One thing I like about dogs is that they are honest with their intentions. A dog growls when it’s angry, whimpers when it’s sad, barks when it’s agitated and wags its tail when it’s happy to see you. If they want something from you, like food or love, they don’t beat around the bush, or try to make it seem like it was your idea in the first place and they’ll just go along with it. Maybe that’s why ASD people seem to have a special affinity for animals.

All interactions, be they between people or furry critters, are exchanges in energy. Interaction is a give and take that, ideally, both parties benefit from. Dogs exude a kind of energy that keeps the give and take equal. People are not like that.

I know, I know—there are some who would say that if an energy can’t be measured, it doesn’t exist, but go with me here. Have you ever had the experience of getting together with people, having a great time, then coming home feeling like you’ve somehow been insulted? You can usually trace it back to some snide, offhand remark that you didn’t notice when it was said but feels awful now. In an unfortunate number of human interactions, one person takes from the other, leaving the second person feeling hollow and inadequate, and questioning why they feel so depleted.

People live in a world of multilayered complexity, where the words they use are often the opposite of what is meant. This is particularly difficult for someone on the autism spectrum, where literal meanings are taken as gospel truths. Take sarcasm for example. If I’m wearing a bright red Hawaiian shirt, blue shorts, green socks and sandals, a well-meaning person might want to tell me that the combination looks hideous. A common way of expressing this would be, “Well that’s a nice combination!,” at which point I might proudly say “Thanks!,” missing the point completely.

Sarcasm or doublespeak is seen as a sign of wit and intelligence, rather than meanness or the fear of expressing yourself directly. It is my wish, not just as an Aspie but as a human being, that all people deal with each other directly. Please, just say what you mean and mean what you say. Be like a dog.

©2013 Tom and Linda Peters

I Hate Words: The Hazards of Asperger’s Communication

I hate words. Give Wings to your Heart

Many of the difficulties I’ve had as an Aspie in relationships have revolved around the use and misuse of words. Written words are not the problem; they can be worked and reworked until there is some precision of meaning conveyed. No—it’s those little spoken bastards that give me the most trouble. I know exactly what I mean and want to say, but the words simply won’t cooperate.

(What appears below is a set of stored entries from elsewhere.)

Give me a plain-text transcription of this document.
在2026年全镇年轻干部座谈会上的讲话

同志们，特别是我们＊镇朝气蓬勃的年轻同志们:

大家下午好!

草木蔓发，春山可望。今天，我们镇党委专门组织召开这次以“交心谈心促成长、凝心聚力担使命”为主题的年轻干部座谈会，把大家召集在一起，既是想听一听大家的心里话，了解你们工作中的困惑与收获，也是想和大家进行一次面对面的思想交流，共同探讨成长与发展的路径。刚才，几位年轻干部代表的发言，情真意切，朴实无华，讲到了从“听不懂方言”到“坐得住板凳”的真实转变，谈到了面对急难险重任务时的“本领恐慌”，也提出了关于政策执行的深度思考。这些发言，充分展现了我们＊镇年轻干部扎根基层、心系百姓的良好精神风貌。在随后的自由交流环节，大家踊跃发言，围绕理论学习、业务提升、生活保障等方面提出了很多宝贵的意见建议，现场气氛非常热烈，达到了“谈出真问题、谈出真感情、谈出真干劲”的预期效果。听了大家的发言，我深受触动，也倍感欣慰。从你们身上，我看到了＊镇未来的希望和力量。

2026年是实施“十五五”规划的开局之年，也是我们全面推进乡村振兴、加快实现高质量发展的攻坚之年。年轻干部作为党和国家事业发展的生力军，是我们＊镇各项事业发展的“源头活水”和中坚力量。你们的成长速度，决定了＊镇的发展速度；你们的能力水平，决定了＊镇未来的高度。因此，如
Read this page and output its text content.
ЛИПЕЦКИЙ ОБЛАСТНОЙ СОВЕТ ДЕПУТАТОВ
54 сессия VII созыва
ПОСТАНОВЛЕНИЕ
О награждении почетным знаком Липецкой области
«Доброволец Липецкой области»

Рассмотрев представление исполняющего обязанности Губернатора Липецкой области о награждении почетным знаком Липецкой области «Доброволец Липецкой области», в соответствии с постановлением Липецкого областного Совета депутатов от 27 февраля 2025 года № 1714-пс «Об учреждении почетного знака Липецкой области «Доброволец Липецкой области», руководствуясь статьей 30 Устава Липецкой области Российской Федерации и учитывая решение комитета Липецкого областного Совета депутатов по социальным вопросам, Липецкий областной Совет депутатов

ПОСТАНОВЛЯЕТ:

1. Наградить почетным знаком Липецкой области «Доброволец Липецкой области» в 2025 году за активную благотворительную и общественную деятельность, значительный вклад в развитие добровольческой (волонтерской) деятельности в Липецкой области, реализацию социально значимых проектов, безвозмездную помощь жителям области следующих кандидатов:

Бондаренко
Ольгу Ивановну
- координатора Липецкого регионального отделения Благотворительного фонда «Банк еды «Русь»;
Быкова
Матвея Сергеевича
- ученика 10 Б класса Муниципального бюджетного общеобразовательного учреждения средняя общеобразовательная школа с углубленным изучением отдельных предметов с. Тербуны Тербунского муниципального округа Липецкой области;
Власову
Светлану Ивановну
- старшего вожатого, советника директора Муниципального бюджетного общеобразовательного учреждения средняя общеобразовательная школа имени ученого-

In the 60s, Northwest Airlines started a very successful American campaign with the slogan “Give Wings to Your Heart,” and wanted to take it global. Instead of springing for a good Chinese translator, Northwest decided to go the budget route. The Chinese version of the “Give Wings to Your Heart” slogan was translated as: “Tie Feathers to Your Blood Pump.”

I’m pretty sure that a budget Chinese translator resides inside my Asperger’s brain.

Words are the translators of thoughts, ideas and emotions, and they can devilishly mistranslate those same thoughts, ideas and emotions with the exact opposite meaning from what was originally intended. This is where my internal translator—who at times feels like he’s on his third martini—either mutters or hears something entirely inappropriate or passes out altogether, leaving me to stare blankly and wonder what the word “what” means.

This, I think, is one of the primary reasons I write and perform music. Words are not even an issue.

Linda is one of the only people in my life who actually takes the time to look for the meaning behind the words, and is patient enough to make sure her meanings get through as well.

And I have to say, it truly ties feathers to my blood pump.